Fraction operator+(Fraction addMe)
This method implements behavior for the addition operator. Your driver should clearly demonstrate the use of this operator.

Fraction operator-(Fraction subtractMe)
This method implements behavior for the subtraction operator. Your driver should clearly demonstrate the use of this operator.

Fraction operator*(Fraction multiplyMe)
This method implements the behavior for the subtraction operator. Your driver should clearly demonstrate the use of this operator.

Fraction operator/(Fraction divideMe)
This method implements behavior for the division operator. Your driver should clearly demonstrate the use of this operator.

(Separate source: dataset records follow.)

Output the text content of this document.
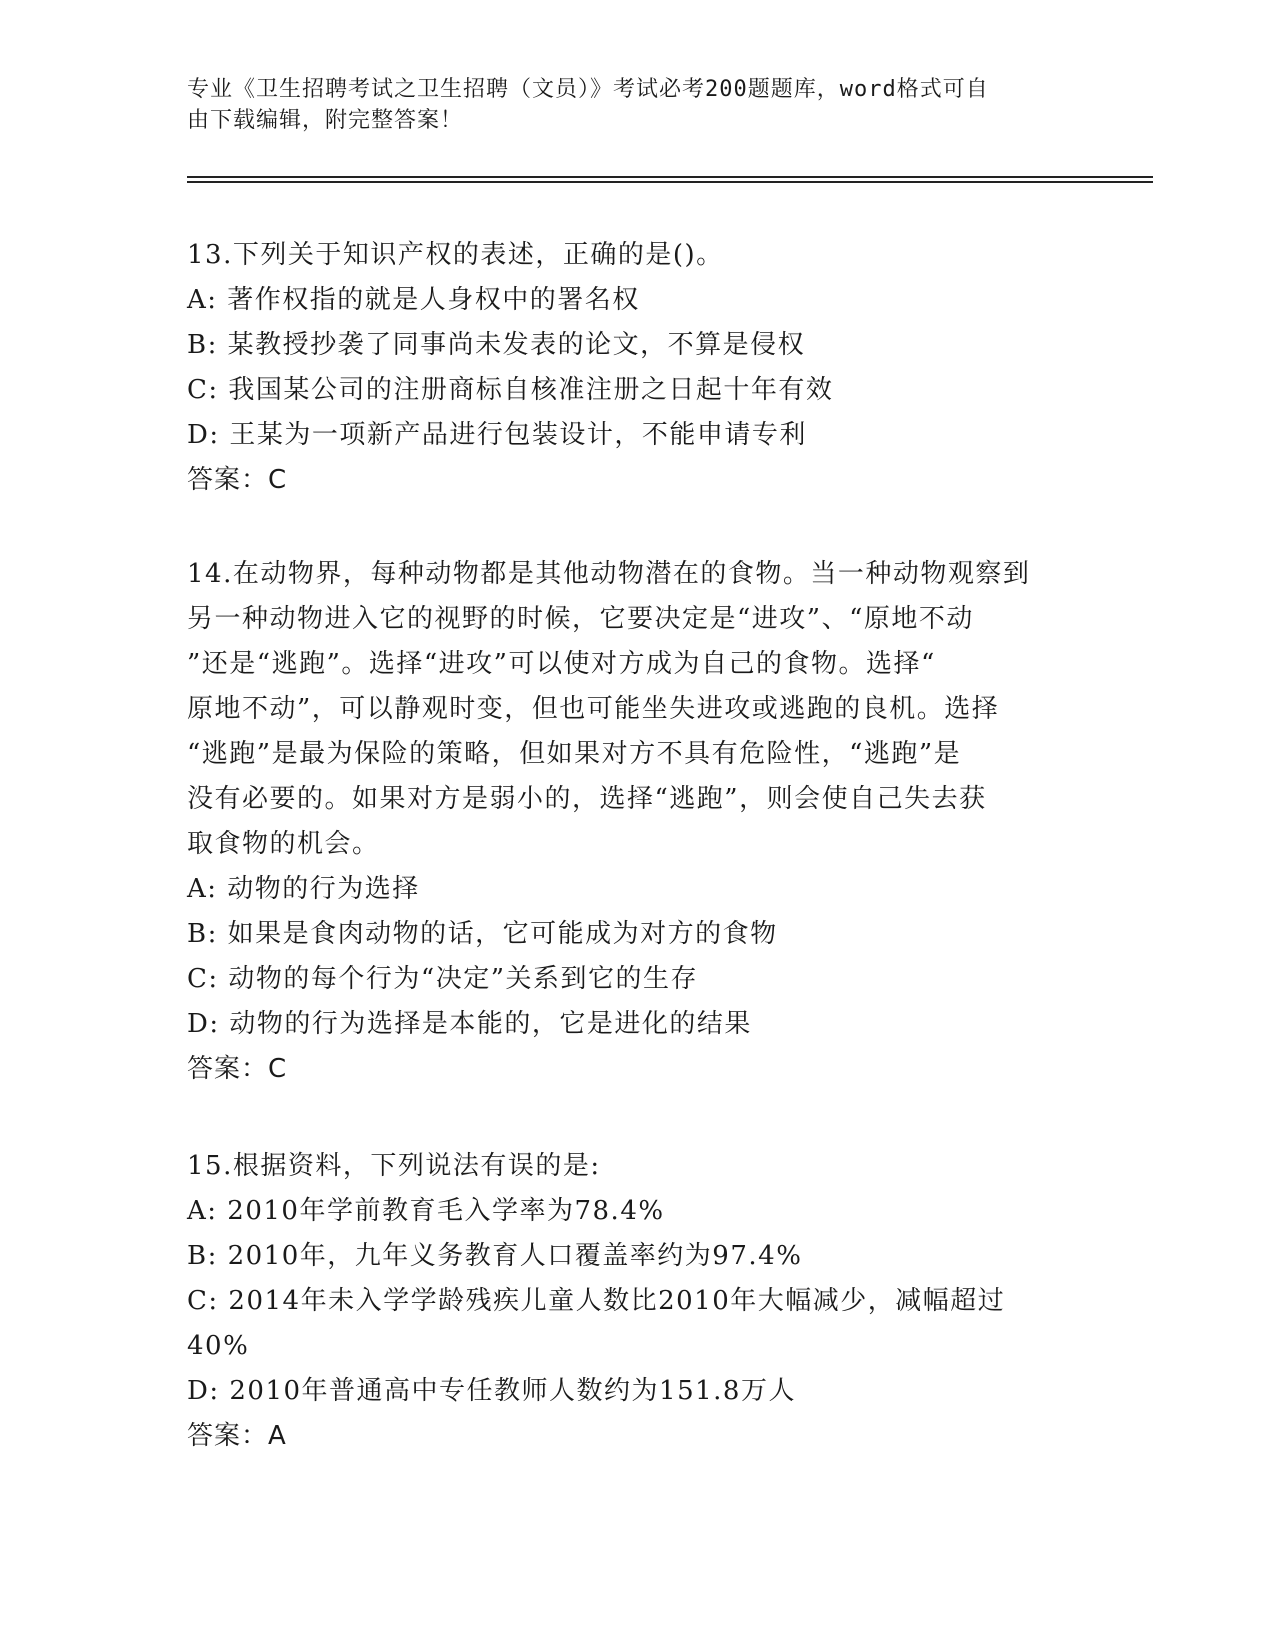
专业《卫生招聘考试之卫生招聘（文员）》考试必考200题题库，word格式可自
由下载编辑，附完整答案！
13.下列关于知识产权的表述，正确的是()。
A: 著作权指的就是人身权中的署名权
B: 某教授抄袭了同事尚未发表的论文，不算是侵权
C: 我国某公司的注册商标自核准注册之日起十年有效
D: 王某为一项新产品进行包装设计，不能申请专利
答案：C
14.在动物界，每种动物都是其他动物潜在的食物。当一种动物观察到
另一种动物进入它的视野的时候，它要决定是“进攻”、“原地不动
”还是“逃跑”。选择“进攻”可以使对方成为自己的食物。选择“
原地不动”，可以静观时变，但也可能坐失进攻或逃跑的良机。选择
“逃跑”是最为保险的策略，但如果对方不具有危险性，“逃跑”是
没有必要的。如果对方是弱小的，选择“逃跑”，则会使自己失去获
取食物的机会。
A: 动物的行为选择
B: 如果是食肉动物的话，它可能成为对方的食物
C: 动物的每个行为“决定”关系到它的生存
D: 动物的行为选择是本能的，它是进化的结果
答案：C
15.根据资料，下列说法有误的是:
A: 2010年学前教育毛入学率为78.4%
B: 2010年，九年义务教育人口覆盖率约为97.4%
C: 2014年未入学学龄残疾儿童人数比2010年大幅减少，减幅超过
40%
D: 2010年普通高中专任教师人数约为151.8万人
答案：A
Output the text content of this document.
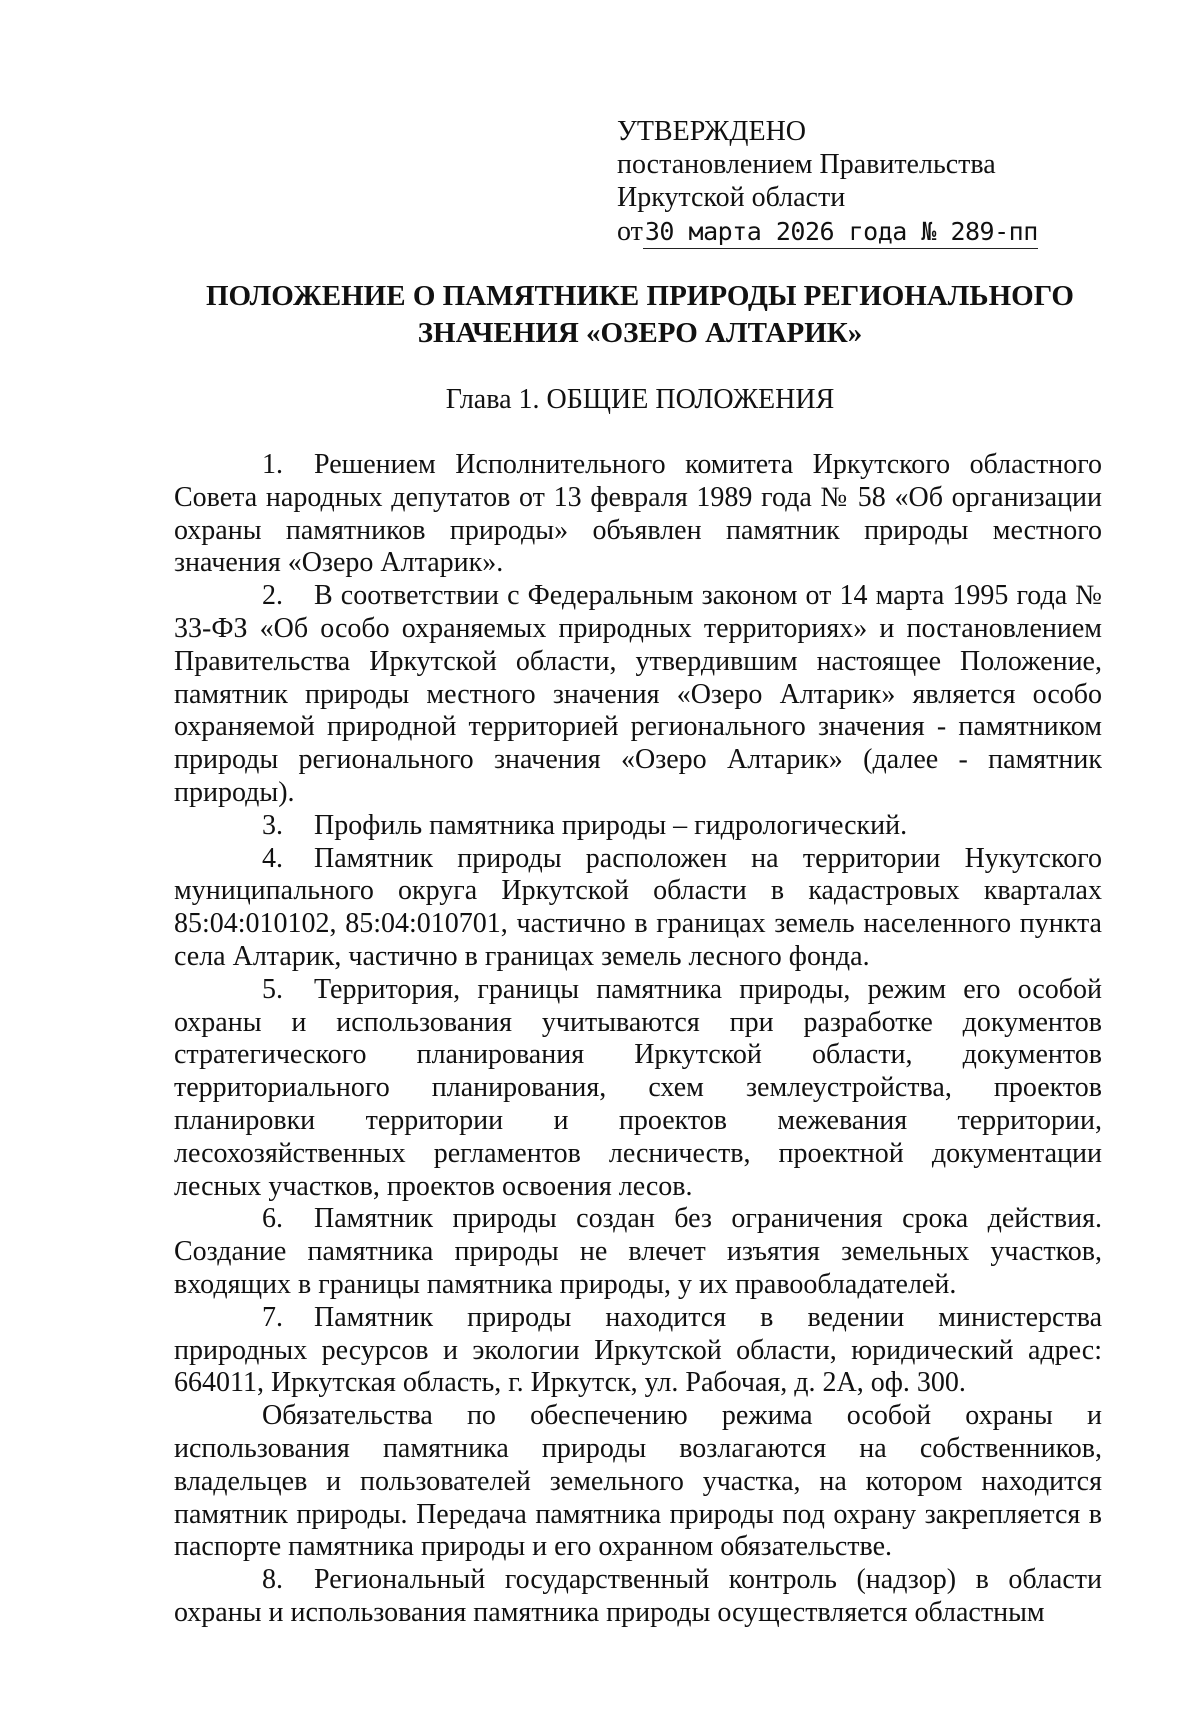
УТВЕРЖДЕНО
постановлением Правительства
Иркутской области
от30 марта 2026 года № 289-пп
ПОЛОЖЕНИЕ О ПАМЯТНИКЕ ПРИРОДЫ РЕГИОНАЛЬНОГО
ЗНАЧЕНИЯ «ОЗЕРО АЛТАРИК»
Глава 1. ОБЩИЕ ПОЛОЖЕНИЯ

1. Решением Исполнительного комитета Иркутского областного Совета народных депутатов от 13 февраля 1989 года № 58 «Об организации охраны памятников природы» объявлен памятник природы местного значения «Озеро Алтарик».

2. В соответствии с Федеральным законом от 14 марта 1995 года № 33-ФЗ «Об особо охраняемых природных территориях» и постановлением Правительства Иркутской области, утвердившим настоящее Положение, памятник природы местного значения «Озеро Алтарик» является особо охраняемой природной территорией регионального значения - памятником природы регионального значения «Озеро Алтарик» (далее - памятник природы).

3. Профиль памятника природы – гидрологический.

4. Памятник природы расположен на территории Нукутского муниципального округа Иркутской области в кадастровых кварталах 85:04:010102, 85:04:010701, частично в границах земель населенного пункта села Алтарик, частично в границах земель лесного фонда.

5. Территория, границы памятника природы, режим его особой охраны и использования учитываются при разработке документов стратегического планирования Иркутской области, документов территориального планирования, схем землеустройства, проектов планировки территории и проектов межевания территории, лесохозяйственных регламентов лесничеств, проектной документации лесных участков, проектов освоения лесов.

6. Памятник природы создан без ограничения срока действия. Создание памятника природы не влечет изъятия земельных участков, входящих в границы памятника природы, у их правообладателей.

7. Памятник природы находится в ведении министерства природных ресурсов и экологии Иркутской области, юридический адрес: 664011, Иркутская область, г. Иркутск, ул. Рабочая, д. 2А, оф. 300.

Обязательства по обеспечению режима особой охраны и использования памятника природы возлагаются на собственников, владельцев и пользователей земельного участка, на котором находится памятник природы. Передача памятника природы под охрану закрепляется в паспорте памятника природы и его охранном обязательстве.

8. Региональный государственный контроль (надзор) в области охраны и использования памятника природы осуществляется областным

Remember to call your reduction method every time you perform an operator on a fraction. This will ensure that the resultant Fraction is in lowest terms.
Remember to sanitize inputs for your Fractions. A denominator of zero should never be allowed at anytime. If the client code attempts to load a zero into a denominator, you should print a message informing the user that this has occurred. Additionally, you should make a decision about the action the program takes in terms of picking a value to assign to the denominator when such an errors occurs. The best course of action is probably to change nothing and just display a message to the user.